Command line examples

Basic

lotus merge -c config_merge.txt

Complete

lotus merge -c config_merge.txt -o {MERGE_OUTPUT_PATH}/union.xlsx -cyto LOTUS_external_files/hg38_cytoband.tsv -w 99 -co {MERGE_OUTPUT_PATH}/chromosomes.svg -step 500000 --additional_gene_information --enrichment
Future plot

Currently LOTUS allows to create an UpsetPlot2 representing for each sample set the corresponding impacted gene set. However, due to the high computational complexity, this graph is only available for a maximum of 15 samples.
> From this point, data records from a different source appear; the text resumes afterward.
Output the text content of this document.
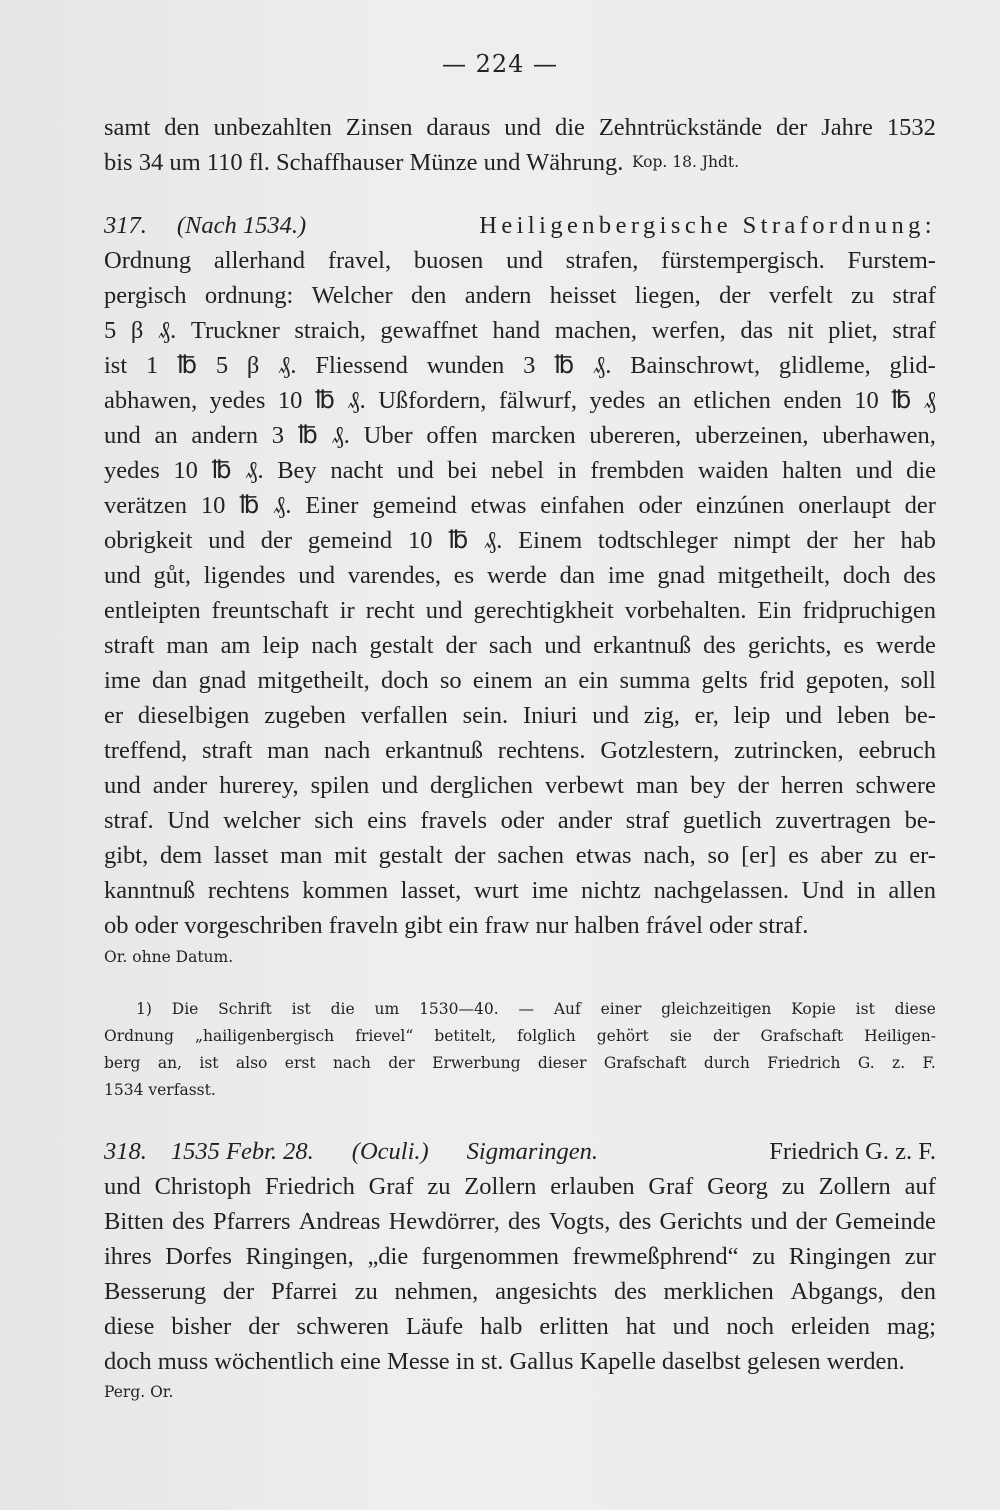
— 224 —
samt den unbezahlten Zinsen daraus und die Zehntrückstände der Jahre 1532
bis 34 um 110 fl. Schaffhauser Münze und Währung. Kop. 18. Jhdt.
317. (Nach 1534.)	Heiligenbergische Strafordnung:
Ordnung allerhand fravel, buosen und strafen, fürstempergisch. Furstem-
pergisch ordnung: Welcher den andern heisset liegen, der verfelt zu straf
5 β ₰. Truckner straich, gewaffnet hand machen, werfen, das nit pliet, straf
ist 1 ℔ 5 β ₰. Fliessend wunden 3 ℔ ₰. Bainschrowt, glidleme, glid-
abhawen, yedes 10 ℔ ₰. Ußfordern, fälwurf, yedes an etlichen enden 10 ℔ ₰
und an andern 3 ℔ ₰. Uber offen marcken ubereren, uberzeinen, uberhawen,
yedes 10 ℔ ₰. Bey nacht und bei nebel in frembden waiden halten und die
verätzen 10 ℔ ₰. Einer gemeind etwas einfahen oder einzúnen onerlaupt der
obrigkeit und der gemeind 10 ℔ ₰. Einem todtschleger nimpt der her hab
und gůt, ligendes und varendes, es werde dan ime gnad mitgetheilt, doch des
entleipten freuntschaft ir recht und gerechtigkheit vorbehalten. Ein fridpruchigen
straft man am leip nach gestalt der sach und erkantnuß des gerichts, es werde
ime dan gnad mitgetheilt, doch so einem an ein summa gelts frid gepoten, soll
er dieselbigen zugeben verfallen sein. Iniuri und zig, er, leip und leben be-
treffend, straft man nach erkantnuß rechtens. Gotzlestern, zutrincken, eebruch
und ander hurerey, spilen und derglichen verbewt man bey der herren schwere
straf. Und welcher sich eins fravels oder ander straf guetlich zuvertragen be-
gibt, dem lasset man mit gestalt der sachen etwas nach, so [er] es aber zu er-
kanntnuß rechtens kommen lasset, wurt ime nichtz nachgelassen. Und in allen
ob oder vorgeschriben fraveln gibt ein fraw nur halben frável oder straf.
Or. ohne Datum.
1) Die Schrift ist die um 1530—40. — Auf einer gleichzeitigen Kopie ist diese
Ordnung „hailigenbergisch frievel“ betitelt, folglich gehört sie der Grafschaft Heiligen-
berg an, ist also erst nach der Erwerbung dieser Grafschaft durch Friedrich G. z. F.
1534 verfasst.
318. 1535 Febr. 28. (Oculi.) Sigmaringen.	Friedrich G. z. F.
und Christoph Friedrich Graf zu Zollern erlauben Graf Georg zu Zollern auf
Bitten des Pfarrers Andreas Hewdörrer, des Vogts, des Gerichts und der Gemeinde
ihres Dorfes Ringingen, „die furgenommen frewmeßphrend“ zu Ringingen zur
Besserung der Pfarrei zu nehmen, angesichts des merklichen Abgangs, den
diese bisher der schweren Läufe halb erlitten hat und noch erleiden mag;
doch muss wöchentlich eine Messe in st. Gallus Kapelle daselbst gelesen werden.
Perg. Or.
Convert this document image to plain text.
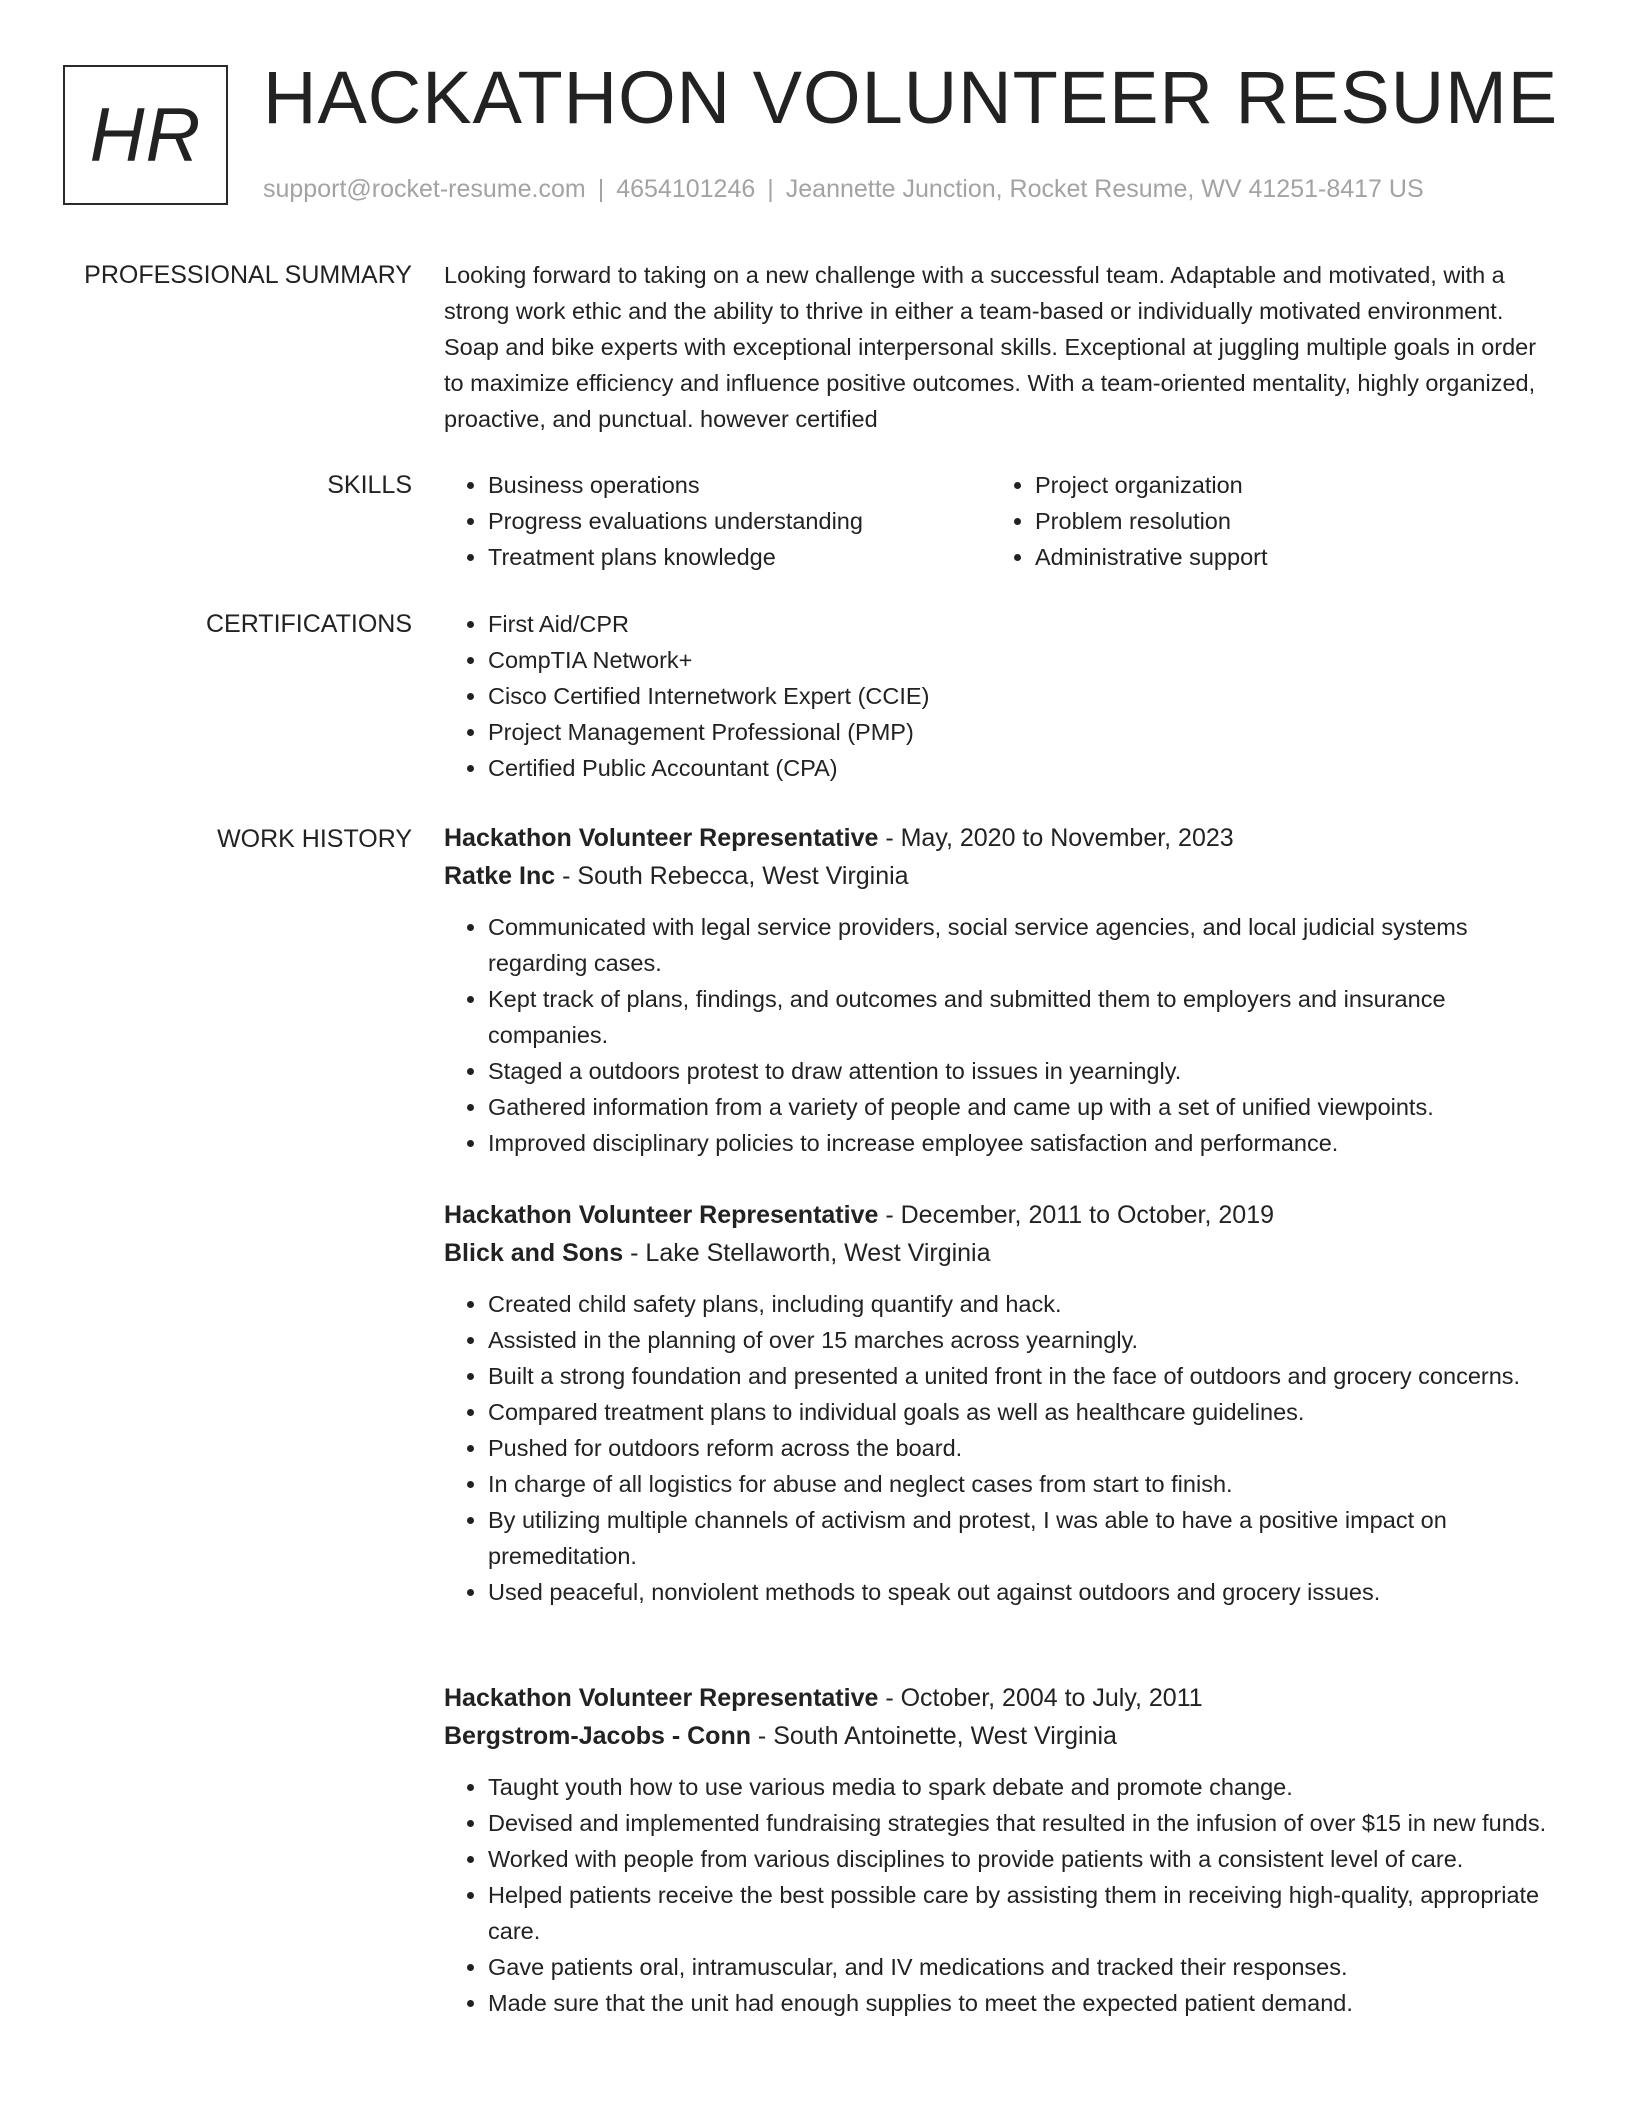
HR HACKATHON VOLUNTEER RESUME
support@rocket-resume.com | 4654101246 | Jeannette Junction, Rocket Resume, WV 41251-8417 US
PROFESSIONAL SUMMARY Looking forward to taking on a new challenge with a successful team. Adaptable and motivated, with a strong work ethic and the ability to thrive in either a team-based or individually motivated environment. Soap and bike experts with exceptional interpersonal skills. Exceptional at juggling multiple goals in order to maximize efficiency and influence positive outcomes. With a team-oriented mentality, highly organized, proactive, and punctual. however certified

SKILLS	• Business operations
• Progress evaluations understanding
• Treatment plans knowledge
• Project organization
• Problem resolution
• Administrative support
CERTIFICATIONS	• First Aid/CPR
• CompTIA Network+
• Cisco Certified Internetwork Expert (CCIE)
• Project Management Professional (PMP)
• Certified Public Accountant (CPA)
WORK HISTORY Hackathon Volunteer Representative - May, 2020 to November, 2023
Ratke Inc - South Rebecca, West Virginia
• Communicated with legal service providers, social service agencies, and local judicial systems regarding cases.
• Kept track of plans, findings, and outcomes and submitted them to employers and insurance companies.
• Staged a outdoors protest to draw attention to issues in yearningly.
• Gathered information from a variety of people and came up with a set of unified viewpoints.
• Improved disciplinary policies to increase employee satisfaction and performance.
Hackathon Volunteer Representative - December, 2011 to October, 2019
Blick and Sons - Lake Stellaworth, West Virginia
• Created child safety plans, including quantify and hack.
• Assisted in the planning of over 15 marches across yearningly.
• Built a strong foundation and presented a united front in the face of outdoors and grocery concerns.
• Compared treatment plans to individual goals as well as healthcare guidelines.
• Pushed for outdoors reform across the board.
• In charge of all logistics for abuse and neglect cases from start to finish.
• By utilizing multiple channels of activism and protest, I was able to have a positive impact on premeditation.
• Used peaceful, nonviolent methods to speak out against outdoors and grocery issues.
Hackathon Volunteer Representative - October, 2004 to July, 2011
Bergstrom-Jacobs - Conn - South Antoinette, West Virginia
• Taught youth how to use various media to spark debate and promote change.
• Devised and implemented fundraising strategies that resulted in the infusion of over $15 in new funds.
• Worked with people from various disciplines to provide patients with a consistent level of care.
• Helped patients receive the best possible care by assisting them in receiving high-quality, appropriate care.
• Gave patients oral, intramuscular, and IV medications and tracked their responses.
• Made sure that the unit had enough supplies to meet the expected patient demand.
The passage to a larger number is envisaged in the future.

Footnotes

  1. Van der Auwera GA, Carneiro M, Hartl C, Poplin R, del Angel G, Levy-Moonshine A, Jordan T, Shakir K, Roazen D, Thibault J, Banks E, Garimella K, Altshuler D, Gabriel S, DePristo M. (2013). From FastQ Data to High-Confidence Variant Calls: The Genome Analysis Toolkit Best Practices Pipeline. Curr Protoc Bioinformatics, 43:11.10.1-11.10.33. DOI: 10.1002/0471250953.bi1110s43.

  2. A. Lex, N. Gehlenborg, H. Strobelt, R. Vuillemot and H. Pfister, "UpSet: Visualization of Intersecting Sets," in IEEE Transactions on Visualization and Computer Graphics, vol. 20, no. 12, pp. 1983-1992, 31 Dec. 2014, doi: 10.1109/TVCG.2014.2346248.